London City Council has approved an upcoming archaeological study for the grounds of Western Fair District, and local historians are confident that the dig will unearth human remains that date back to at least the 1800s.
According to an article by The London Free Press, the need for a field study at the fairgrounds has arisen due to zoning. A zoning change is required in order to set the deck for potential future developments at the Western Fair District. The London Free Press piece did not speculate as to what any potential expansion would or could be.
The archaeological study will focus on the west and south face of the Canada Building and south face of the West Annex and Progress Building, according to the article. The piece states that the dig would take place in the Western Fair parking lots that border King and Dundas streets, which is the site of the former St. Paul’s Anglican cemetery.

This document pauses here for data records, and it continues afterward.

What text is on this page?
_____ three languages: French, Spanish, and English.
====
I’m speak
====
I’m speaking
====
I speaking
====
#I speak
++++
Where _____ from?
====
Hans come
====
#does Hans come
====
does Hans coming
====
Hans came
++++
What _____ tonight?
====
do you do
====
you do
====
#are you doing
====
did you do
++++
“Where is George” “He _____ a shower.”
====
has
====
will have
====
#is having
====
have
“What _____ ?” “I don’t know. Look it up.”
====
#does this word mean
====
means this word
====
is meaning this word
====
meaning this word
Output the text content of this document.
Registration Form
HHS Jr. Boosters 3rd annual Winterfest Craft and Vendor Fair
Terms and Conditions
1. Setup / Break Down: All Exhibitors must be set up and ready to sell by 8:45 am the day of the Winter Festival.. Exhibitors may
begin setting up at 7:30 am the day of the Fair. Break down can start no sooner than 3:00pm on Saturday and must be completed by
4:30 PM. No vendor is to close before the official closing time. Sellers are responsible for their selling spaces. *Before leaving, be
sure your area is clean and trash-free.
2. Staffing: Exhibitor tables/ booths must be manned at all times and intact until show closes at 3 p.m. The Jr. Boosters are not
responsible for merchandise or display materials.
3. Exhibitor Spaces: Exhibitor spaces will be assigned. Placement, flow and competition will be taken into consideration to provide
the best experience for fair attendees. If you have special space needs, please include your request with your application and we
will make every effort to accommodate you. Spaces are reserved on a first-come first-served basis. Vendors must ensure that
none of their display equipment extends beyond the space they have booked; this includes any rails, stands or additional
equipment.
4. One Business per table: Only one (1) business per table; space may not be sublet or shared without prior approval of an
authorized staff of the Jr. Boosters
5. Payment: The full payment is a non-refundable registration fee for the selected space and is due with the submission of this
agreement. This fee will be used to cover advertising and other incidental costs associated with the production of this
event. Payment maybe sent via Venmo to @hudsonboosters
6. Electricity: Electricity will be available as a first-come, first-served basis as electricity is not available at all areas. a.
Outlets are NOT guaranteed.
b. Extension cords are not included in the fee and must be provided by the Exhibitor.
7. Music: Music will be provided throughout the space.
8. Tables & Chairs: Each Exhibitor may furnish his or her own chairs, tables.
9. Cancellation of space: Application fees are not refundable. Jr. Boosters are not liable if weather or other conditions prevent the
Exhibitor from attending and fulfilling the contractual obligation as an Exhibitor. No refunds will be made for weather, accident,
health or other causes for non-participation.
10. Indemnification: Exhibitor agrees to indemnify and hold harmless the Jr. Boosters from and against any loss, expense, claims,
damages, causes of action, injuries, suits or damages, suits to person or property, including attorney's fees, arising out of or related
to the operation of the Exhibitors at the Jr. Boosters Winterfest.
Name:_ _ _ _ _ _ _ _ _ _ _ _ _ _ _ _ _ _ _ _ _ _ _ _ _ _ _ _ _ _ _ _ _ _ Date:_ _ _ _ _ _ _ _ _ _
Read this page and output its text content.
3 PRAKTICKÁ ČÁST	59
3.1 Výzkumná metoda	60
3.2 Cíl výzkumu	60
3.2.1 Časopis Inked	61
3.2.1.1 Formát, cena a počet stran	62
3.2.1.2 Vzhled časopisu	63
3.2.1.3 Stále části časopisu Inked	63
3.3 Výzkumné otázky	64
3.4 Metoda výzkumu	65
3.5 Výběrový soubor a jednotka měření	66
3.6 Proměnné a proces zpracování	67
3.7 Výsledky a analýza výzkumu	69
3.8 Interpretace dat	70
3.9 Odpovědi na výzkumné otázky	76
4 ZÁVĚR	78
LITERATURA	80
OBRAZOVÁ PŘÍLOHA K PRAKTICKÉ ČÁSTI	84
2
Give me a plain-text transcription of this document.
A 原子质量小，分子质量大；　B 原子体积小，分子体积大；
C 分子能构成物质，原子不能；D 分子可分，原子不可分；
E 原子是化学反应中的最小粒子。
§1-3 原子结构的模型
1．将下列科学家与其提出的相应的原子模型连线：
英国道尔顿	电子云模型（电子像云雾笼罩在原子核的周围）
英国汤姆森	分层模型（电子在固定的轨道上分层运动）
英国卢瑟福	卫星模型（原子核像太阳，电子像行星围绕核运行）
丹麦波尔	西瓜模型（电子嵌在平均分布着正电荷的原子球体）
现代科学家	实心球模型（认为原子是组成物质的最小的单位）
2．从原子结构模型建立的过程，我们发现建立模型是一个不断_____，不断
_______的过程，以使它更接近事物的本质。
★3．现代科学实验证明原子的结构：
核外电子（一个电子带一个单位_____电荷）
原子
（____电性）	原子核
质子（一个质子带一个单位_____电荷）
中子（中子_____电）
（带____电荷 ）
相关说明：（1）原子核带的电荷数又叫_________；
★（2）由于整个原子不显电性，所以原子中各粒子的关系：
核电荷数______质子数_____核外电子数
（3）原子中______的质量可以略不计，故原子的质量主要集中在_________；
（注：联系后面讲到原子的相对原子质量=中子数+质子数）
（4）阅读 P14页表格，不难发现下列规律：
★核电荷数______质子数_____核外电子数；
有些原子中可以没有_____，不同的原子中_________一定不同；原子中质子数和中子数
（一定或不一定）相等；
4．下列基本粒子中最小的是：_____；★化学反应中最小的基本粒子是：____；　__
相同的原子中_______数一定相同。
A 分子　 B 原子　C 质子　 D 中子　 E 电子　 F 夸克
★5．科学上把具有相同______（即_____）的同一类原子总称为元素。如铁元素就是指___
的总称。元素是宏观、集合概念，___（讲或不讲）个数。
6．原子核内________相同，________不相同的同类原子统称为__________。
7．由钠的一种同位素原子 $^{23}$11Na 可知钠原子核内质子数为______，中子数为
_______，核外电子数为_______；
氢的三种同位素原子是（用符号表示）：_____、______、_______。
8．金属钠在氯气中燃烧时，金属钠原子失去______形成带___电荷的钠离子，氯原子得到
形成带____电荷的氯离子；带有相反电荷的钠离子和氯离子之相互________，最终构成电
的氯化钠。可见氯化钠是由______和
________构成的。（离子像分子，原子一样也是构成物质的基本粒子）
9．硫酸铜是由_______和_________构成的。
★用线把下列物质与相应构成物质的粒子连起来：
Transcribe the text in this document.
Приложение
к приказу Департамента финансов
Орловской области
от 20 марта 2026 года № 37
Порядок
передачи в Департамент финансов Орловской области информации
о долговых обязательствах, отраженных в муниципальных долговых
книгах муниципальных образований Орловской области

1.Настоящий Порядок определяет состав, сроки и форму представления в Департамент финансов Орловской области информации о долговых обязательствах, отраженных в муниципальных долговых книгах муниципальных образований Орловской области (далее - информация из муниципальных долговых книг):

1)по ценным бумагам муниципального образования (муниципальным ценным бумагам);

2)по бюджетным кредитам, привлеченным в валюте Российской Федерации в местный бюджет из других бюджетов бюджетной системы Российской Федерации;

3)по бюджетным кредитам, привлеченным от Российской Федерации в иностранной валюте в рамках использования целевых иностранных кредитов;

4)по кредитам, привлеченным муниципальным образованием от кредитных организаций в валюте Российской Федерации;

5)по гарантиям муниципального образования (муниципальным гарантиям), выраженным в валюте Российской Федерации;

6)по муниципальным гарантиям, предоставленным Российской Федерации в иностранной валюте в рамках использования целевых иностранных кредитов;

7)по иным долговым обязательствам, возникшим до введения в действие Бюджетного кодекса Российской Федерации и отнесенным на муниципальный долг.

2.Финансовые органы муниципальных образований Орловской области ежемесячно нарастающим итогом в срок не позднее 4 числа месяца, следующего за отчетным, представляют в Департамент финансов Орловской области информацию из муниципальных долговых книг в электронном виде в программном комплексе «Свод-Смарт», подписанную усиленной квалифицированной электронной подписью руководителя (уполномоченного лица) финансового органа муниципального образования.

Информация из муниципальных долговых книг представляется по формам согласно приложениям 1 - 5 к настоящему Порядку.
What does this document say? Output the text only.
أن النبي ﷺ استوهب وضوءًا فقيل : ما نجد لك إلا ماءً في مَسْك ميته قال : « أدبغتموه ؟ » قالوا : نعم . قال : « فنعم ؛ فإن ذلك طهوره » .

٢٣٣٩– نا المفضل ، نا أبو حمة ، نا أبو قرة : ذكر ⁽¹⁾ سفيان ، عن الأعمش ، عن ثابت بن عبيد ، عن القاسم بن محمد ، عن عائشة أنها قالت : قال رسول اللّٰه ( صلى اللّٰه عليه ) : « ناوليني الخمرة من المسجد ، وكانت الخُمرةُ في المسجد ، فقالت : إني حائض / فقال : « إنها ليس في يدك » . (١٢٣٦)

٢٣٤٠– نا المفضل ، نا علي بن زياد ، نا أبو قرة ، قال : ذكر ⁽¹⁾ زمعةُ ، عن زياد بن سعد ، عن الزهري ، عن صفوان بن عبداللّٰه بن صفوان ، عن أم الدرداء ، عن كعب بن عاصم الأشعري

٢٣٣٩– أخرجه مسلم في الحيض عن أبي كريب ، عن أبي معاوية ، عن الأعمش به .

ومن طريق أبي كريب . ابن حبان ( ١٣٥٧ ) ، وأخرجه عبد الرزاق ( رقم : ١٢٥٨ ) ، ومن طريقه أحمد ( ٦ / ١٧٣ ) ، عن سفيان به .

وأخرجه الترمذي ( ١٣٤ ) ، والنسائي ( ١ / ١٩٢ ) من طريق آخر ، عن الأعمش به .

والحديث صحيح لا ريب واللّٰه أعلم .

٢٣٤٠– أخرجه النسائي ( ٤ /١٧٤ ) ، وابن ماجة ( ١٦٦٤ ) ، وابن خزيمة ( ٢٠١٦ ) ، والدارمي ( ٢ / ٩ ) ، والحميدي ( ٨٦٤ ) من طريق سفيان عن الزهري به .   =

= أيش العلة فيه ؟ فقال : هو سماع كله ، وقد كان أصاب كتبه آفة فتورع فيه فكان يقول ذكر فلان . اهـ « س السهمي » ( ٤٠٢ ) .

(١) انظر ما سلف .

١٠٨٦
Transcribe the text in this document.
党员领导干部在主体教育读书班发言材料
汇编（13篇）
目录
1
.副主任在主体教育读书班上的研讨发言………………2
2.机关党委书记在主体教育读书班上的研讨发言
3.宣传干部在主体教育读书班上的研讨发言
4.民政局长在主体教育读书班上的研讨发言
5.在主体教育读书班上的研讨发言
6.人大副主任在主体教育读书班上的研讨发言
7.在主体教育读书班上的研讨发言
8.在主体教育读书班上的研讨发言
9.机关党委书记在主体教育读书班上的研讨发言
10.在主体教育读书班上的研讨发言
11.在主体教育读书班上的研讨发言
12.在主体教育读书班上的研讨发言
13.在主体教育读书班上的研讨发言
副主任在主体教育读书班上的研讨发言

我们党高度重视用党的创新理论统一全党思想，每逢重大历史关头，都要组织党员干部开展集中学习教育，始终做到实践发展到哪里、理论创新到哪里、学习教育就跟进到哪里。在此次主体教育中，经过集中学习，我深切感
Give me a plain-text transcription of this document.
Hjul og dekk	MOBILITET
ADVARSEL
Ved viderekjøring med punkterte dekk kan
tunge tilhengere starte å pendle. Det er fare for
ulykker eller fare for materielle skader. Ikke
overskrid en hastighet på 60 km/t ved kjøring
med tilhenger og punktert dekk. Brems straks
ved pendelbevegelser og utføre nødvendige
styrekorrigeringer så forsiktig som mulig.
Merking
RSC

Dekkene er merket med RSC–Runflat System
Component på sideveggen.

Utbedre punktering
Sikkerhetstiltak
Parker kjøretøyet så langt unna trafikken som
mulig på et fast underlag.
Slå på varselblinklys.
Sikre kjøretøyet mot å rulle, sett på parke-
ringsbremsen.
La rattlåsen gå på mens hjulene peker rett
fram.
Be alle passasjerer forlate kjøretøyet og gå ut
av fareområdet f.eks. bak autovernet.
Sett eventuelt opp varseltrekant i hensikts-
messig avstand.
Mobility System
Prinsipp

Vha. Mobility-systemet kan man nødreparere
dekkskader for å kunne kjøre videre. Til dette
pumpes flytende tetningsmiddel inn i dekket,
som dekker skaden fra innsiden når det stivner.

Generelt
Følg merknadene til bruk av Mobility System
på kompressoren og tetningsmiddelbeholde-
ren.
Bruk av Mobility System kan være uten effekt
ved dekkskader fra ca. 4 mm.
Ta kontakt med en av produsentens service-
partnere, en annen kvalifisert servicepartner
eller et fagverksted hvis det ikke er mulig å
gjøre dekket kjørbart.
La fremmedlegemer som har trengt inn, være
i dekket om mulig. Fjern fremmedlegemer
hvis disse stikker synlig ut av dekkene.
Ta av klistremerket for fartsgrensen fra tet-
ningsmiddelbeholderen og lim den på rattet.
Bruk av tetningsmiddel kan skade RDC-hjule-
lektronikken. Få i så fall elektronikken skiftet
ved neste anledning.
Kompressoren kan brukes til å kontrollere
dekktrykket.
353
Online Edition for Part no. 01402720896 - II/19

An overview of the layout at the Western Fair District, where the Canada Building, West Annex and Progress Building are some of the highlighted structures.
While citing public information made available by from Timmins Martelle Heritage Consultants, The London Free Press has explained that bodies were removed from the old St. Paul’s cemetery and a neighbouring Methodist cemetery over a five-year span in the in the late 1800s. The bodies were removed due to fears of contamination from cholera. The consultants have also stated that, according to records, at least part of the marked cemetery was intentionally left behind. Timmins Martelle Heritage Consultants will be conducting the archaeological study at the fairgrounds.
A map of London, Ont. from 1879 features the locations of cemeteries that are at the current site of the Western Fair District. To view a large version of the map, click here. (Image courtesy Derek Ruttan/The London Free Press/Postmedia Network).
Local historian Joseph O’Neil has told The London Free Press that he is “99 per cent convinced that they will find something there.” O’Neil also cited the 2004 discovery of graves while the Agriplex was being built on the fairgrounds.
While speaking with the CBC, Timmins Martell Heritage Consultants’ manager of planning and business development, Jim Sherratt, stated that the archaeological study will be focused "just around the edges of the [Canada Building], where they're looking at either demolishing that building … or making some changes to it. So we'll be working around the periphery."
Sherratt went on to tell the CBC that the cemetery, which was closed in the 1880s, ran from Dundas and Rectory streets down to Florence. "As part of that closure they took six years to move bodies over to the Woodland Cemetery on the other side of the city,” said Sherratt, “but we know from our experience in different parts of London and other cities that often there are burials left behind. So there may be a few that you find underneath the parking lot."
The study, which is expected to take a few weeks, is expected to begin at some point in the late spring or early summer. It is also expected that the parking lot will be repaved after the conclusion of the study.